Надя вернулась с автографом: «Видал, Гришенька?», и все стало на свои места; Шнобель брякнул: «Чего видал? Я это видал и без него». — «Где ты чего видал?» — «В Тегеране». — «Ой, не смеши меня! Чего ж ты там видал?» — «Лиловые манто. И пальцы». — «Может, ты их целовал, те пальцы?» — «Нечего их целовать! Контра твой Вертинский». — «А ты, Гришуля, дурак. Даже во сне шпионов видишь, псих ненормальный».
Цапнула она в сердцах, зла не желая. А ему больно, и фигура его сделалась жалкая, будто он снял габардиновый костюм и надел привычное шмотье. Молчит, смотрит нелепыми глазами.
Надежда все-таки женщина, туда-сюда, чмок-чмок, худо-бедно, а царапину как-то затерла. Но Голобородько Вертинского возненавидел.

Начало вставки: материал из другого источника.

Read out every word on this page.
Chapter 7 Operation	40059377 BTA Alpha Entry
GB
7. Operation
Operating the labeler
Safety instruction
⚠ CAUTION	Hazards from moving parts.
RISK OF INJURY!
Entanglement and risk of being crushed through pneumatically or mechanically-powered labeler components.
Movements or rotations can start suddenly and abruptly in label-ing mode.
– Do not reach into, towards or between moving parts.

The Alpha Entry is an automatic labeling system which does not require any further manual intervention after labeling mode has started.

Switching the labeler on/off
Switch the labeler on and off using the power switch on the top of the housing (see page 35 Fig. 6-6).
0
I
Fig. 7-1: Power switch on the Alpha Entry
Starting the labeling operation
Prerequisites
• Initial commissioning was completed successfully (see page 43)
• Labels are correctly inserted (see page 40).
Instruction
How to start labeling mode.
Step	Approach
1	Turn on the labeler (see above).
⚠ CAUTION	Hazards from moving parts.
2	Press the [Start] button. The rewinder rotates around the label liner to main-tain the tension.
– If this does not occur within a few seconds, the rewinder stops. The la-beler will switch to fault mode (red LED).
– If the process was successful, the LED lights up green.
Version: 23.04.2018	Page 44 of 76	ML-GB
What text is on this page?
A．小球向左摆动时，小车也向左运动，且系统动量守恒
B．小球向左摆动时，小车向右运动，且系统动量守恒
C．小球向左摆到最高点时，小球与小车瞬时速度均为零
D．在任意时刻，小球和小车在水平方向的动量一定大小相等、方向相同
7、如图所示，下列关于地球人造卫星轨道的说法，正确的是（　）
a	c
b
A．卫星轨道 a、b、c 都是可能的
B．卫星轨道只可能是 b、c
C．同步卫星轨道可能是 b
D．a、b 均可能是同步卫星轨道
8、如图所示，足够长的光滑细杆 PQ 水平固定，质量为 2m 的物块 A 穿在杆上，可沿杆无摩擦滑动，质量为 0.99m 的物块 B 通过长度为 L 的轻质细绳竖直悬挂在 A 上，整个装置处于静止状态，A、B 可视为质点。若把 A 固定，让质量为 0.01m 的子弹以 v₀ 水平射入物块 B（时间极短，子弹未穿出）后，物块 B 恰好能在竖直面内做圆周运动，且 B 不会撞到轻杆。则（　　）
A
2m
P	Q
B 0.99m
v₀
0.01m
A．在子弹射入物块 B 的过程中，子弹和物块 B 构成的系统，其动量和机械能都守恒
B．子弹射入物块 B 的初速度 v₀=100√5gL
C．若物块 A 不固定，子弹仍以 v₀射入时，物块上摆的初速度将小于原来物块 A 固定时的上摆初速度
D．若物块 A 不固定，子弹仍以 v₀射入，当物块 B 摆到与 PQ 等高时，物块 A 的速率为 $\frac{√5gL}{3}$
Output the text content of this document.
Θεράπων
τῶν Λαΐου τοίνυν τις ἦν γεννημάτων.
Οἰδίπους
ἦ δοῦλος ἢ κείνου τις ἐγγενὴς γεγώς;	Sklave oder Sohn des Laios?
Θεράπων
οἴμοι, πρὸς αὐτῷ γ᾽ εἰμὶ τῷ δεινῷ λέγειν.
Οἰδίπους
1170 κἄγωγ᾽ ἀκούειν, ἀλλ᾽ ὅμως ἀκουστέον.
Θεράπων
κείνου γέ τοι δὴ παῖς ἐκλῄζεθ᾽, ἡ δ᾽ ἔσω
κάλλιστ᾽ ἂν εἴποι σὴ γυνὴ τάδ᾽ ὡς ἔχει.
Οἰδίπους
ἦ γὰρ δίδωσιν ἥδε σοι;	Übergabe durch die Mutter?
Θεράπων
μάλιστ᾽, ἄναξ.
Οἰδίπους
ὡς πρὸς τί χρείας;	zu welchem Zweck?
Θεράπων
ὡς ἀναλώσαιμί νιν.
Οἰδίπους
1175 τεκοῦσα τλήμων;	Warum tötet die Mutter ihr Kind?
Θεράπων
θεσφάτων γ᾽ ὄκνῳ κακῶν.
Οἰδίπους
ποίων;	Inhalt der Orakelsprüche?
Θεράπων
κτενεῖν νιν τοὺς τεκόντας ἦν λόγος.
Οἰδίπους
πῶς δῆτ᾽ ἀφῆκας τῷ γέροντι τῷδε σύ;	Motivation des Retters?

Он понял, чем старик старуху донял.
Вертинский — опасный тип; на его фоне становилось ясно: оперетта — это еще куда ни шло. В оперетте все было в прошлом времени и тем самым как бы не было вообще; так, развлечение для отвода нервной энергии. Голобородько простил оперетту, ее только Надя могла всерьез принимать за настоящую жизнь. А Вертинский умел залить мозги и не таким, как Надя. За ним действительно стояла жизнь. Только мы-то знали, из чего эта жизнь состоит. Из безработицы, войны во Вьетнаме и гангстеризма. Мы знали, и они знают. Вот и Раймонда Дьен легла под поезд. Мы знали и знаем. А Вертинский пел об Ирэнах, бананах и обезьянах, о горьком пиве и о глубине души. И так пел, и так все это было, что хотелось послать подальше весь мирный труд и счастливую жизнь, хватить оземь серой кепкой и махнуть куда-нибудь в Сингапур.
Но ведь пораскинуть мозгами: если там — жизнь, то здесь тогда — что? А? Делай вывод! Хрен-то они, граждане, делали вывод. Вертинский их всех совлек с магистрального пути.
Особенно — кому подавай дурную красоту, как Наде. Не понимал Голобородько этого в ней. Красота — это полезная красота. А вредная красота — это уродство. «А ты знаешь, Гришенька, что по-польски „красавица“ — „урода“?»
Все может быть… но вообще он этого не понимал. Чем дальше, тем большего он в Надежде не понимал. Она его, прямо сказать, удивляла.
Удивлял ее голос, как-то вдруг, скачком переходивший от нежного мурлыканья к сильному, напористому визгу. Эти по-мужски напористые и по-женски истеричные звуки, возникавшие моментально, стоило появиться хоть какому-то, даже пустячному поводу (пробки, например, полетели, или дождь полил, или Шнобель по глупости не подходящее к моменту слово вставит — да мало ли) к порче ее настроения, эти порывистые ноты очень действовали на Голобородько. От перепада голоса и от горящих глаз, от ее перекатывающегося «ч» и рычащего «р», от «ы» и «и», давящих, как сигнал: «Воздушная тревога!», — от всей этой взрывной звуковой волны душа его уходила в пятки, а в горле вставала та гадкая злоба, которой Григорий Иванович в себе не понимал. Или вот она никогда не скажет: «в уборную», а воспитанно — «кое-куда». Не назовет задницу задницей, а скажет «мягкое место». И при этом не задумается так грубо рявкнуть, что уж лучше бы пустила матерком, только поласковей.